# shell_angle#

EQ =shell_angle{1 | 2} {Galerkin_wt} {SH_ANG1 | SH_ANG2} {Interpol_fnc}


## Description / Usage#

This card provides information for solving a definition equation for the surface orientation angle in a 2-dimensional bar element. It applies only to shell element blocks. Note that this equation is available in three-dimensional problems but is in fact untested at this time.. The shell angle equation(s) determine the components of the normal vector to the shell surface; since its magnitude is 1 by definition, one less degree of freedom is required tha the number of coordinates. The Galerkin weight and the interpolation function must be the same for the code to work properly.

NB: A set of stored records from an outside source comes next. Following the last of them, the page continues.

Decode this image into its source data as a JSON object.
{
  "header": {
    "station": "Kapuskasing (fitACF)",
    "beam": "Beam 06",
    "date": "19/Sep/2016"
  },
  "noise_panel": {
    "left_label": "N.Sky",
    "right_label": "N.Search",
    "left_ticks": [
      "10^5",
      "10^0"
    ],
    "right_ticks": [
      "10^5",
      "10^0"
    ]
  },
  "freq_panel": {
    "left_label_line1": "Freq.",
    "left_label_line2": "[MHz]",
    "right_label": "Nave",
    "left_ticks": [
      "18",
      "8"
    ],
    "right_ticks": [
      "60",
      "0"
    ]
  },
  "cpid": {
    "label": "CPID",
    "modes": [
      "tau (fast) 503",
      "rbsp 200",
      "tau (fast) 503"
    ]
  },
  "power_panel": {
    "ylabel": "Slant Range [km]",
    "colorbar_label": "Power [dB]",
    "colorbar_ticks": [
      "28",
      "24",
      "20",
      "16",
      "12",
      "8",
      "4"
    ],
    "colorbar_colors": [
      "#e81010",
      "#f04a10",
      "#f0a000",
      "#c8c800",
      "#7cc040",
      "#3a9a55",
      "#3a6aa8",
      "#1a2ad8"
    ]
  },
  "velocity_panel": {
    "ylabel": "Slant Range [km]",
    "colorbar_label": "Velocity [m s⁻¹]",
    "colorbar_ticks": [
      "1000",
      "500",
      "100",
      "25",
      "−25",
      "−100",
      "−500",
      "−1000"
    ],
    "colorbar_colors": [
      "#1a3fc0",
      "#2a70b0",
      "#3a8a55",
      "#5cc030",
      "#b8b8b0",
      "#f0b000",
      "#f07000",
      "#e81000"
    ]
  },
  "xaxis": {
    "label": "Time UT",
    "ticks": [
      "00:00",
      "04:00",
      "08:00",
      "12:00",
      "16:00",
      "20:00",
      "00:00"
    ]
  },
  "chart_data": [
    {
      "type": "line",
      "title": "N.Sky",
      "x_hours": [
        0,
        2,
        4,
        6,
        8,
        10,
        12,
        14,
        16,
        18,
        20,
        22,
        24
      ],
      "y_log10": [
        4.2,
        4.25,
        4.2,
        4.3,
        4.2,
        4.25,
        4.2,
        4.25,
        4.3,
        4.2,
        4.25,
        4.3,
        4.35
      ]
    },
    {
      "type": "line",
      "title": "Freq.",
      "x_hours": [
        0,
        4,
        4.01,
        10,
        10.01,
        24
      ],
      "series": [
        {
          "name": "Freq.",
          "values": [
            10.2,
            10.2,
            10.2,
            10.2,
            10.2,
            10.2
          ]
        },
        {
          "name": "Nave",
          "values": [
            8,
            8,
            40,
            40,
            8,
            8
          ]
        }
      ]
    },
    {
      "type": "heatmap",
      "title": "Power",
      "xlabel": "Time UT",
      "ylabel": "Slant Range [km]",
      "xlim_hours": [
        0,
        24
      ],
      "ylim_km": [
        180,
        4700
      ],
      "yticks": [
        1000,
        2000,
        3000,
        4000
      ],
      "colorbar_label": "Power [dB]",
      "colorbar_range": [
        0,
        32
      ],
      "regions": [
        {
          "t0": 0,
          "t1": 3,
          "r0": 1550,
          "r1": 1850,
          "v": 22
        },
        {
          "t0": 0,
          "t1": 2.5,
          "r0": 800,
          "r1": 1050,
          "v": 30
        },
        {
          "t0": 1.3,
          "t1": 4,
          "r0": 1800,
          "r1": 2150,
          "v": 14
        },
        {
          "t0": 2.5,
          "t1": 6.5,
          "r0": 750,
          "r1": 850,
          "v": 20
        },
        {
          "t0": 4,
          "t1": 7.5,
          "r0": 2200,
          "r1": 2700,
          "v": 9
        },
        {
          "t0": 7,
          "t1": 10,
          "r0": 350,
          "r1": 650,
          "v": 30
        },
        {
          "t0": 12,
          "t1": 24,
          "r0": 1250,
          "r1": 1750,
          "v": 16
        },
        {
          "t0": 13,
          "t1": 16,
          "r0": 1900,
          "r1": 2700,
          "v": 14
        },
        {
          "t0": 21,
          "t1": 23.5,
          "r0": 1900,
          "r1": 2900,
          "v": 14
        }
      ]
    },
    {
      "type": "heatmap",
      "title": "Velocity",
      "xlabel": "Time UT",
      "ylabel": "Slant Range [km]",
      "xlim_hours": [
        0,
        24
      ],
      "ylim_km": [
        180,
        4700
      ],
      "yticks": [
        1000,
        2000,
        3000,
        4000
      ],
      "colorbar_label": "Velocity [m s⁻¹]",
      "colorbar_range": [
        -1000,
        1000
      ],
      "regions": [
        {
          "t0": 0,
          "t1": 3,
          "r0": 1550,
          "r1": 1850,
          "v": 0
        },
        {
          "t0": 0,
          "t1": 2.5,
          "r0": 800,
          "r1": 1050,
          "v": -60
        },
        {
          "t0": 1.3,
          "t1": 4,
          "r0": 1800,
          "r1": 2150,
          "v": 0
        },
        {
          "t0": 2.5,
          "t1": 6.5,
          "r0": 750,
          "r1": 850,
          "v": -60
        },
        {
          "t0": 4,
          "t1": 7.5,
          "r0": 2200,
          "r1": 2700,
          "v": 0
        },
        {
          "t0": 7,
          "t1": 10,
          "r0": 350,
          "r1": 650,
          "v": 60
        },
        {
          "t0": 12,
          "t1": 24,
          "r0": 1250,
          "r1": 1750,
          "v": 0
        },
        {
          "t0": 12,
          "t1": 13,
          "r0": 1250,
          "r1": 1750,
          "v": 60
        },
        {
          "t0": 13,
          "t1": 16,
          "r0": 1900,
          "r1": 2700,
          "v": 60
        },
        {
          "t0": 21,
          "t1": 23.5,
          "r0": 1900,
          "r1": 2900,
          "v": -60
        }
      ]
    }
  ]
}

 shell_angle{1|2} Name of the equation to be solved. {Galerkin_wt} Two- or four-character value that defines the type of weighting function for this equation, where: Q1-Linear Q2-Quadratic SH_ANG{1|2} SH_ANG{1|2} Name of the variable associated with the shell angle equation. {Interpol_fnc} Two- or four-character value that defines the interpolation function used to represent the variable SH_ANG where: Q1-Linear Continuous Q2-Quadratic Continuous

This equation requires no equation term multiplier entries.

## Examples#

The following are sample cards that use linear continuous curvature interpolation and weight function:

EQ = shell_angle1 Q1 SH_ANG1 Q1

EQ = shell_angle2 Q1 SH_ANG2 Q2


The second card applies only to 3D problems.

## Technical Discussion#

For 2D problems, the defining equation is: $$\Theta$$ = atan[ $$n_x$$, $$n_y$$] where Q is shell_angle1 and $$n_x$$ and $$n_y$$ are the components of the normal vector to the shell surface. There is an analogous definition for shell_angle2.